O esforço surge em resposta às negociações de delimitação entre o Japão e as Filipinas, que Pequim considera ilegais
A China lançou uma “operação especial de aplicação da lei marítima” a leste de Taiwan em resposta ao anúncio de negociações sobre fronteiras marítimas na área pelo Japão e pelas Filipinas. A China – que vê a ilha autogovernada como o seu próprio território soberano – protestou contra as negociações, dizendo que elas infringem a sua soberania.

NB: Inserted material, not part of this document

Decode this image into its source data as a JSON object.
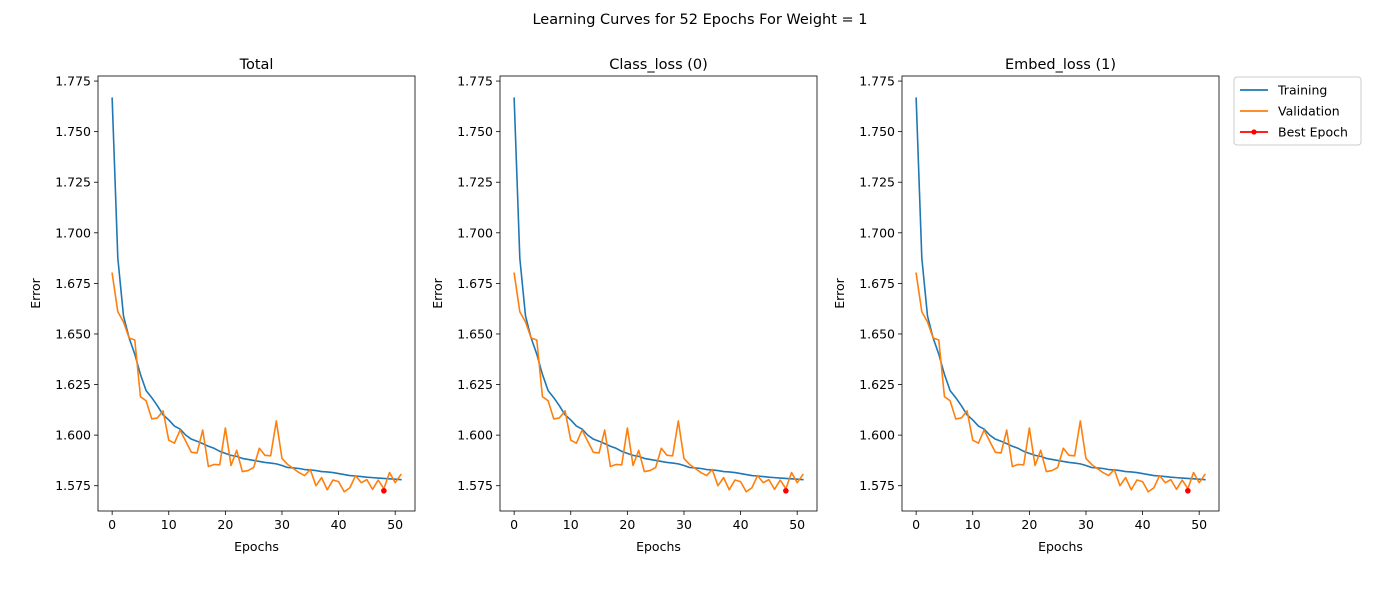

O esforço foi lançado no sábado pelo Ministério dos Transportes da China em coordenação com as autoridades locais, segundo a Xinhua. A operação visa exercer plenamente a jurisdição de aplicação da lei administrativa marítima da China e salvaguardar os direitos e interesses nacionais, afirma o relatório.
A operação segue-se a uma cimeira de 28 de Maio em Tóquio, na qual o primeiro-ministro japonês, Sanae Takaichi, e o presidente das Filipinas, Ferdinand Marcos Jr., emitiram uma declaração conjunta anunciando o início das negociações de delimitação marítima nas suas respectivas zonas económicas exclusivas e plataformas continentais.
A porta-voz do Ministério das Relações Exteriores da China, Mao Ning, denunciou o anúncio, dizendo que as águas que o Japão e as Filipinas pretendem delimitar ficam a leste de Taiwan, que Pequim reivindica como zona econômica exclusiva.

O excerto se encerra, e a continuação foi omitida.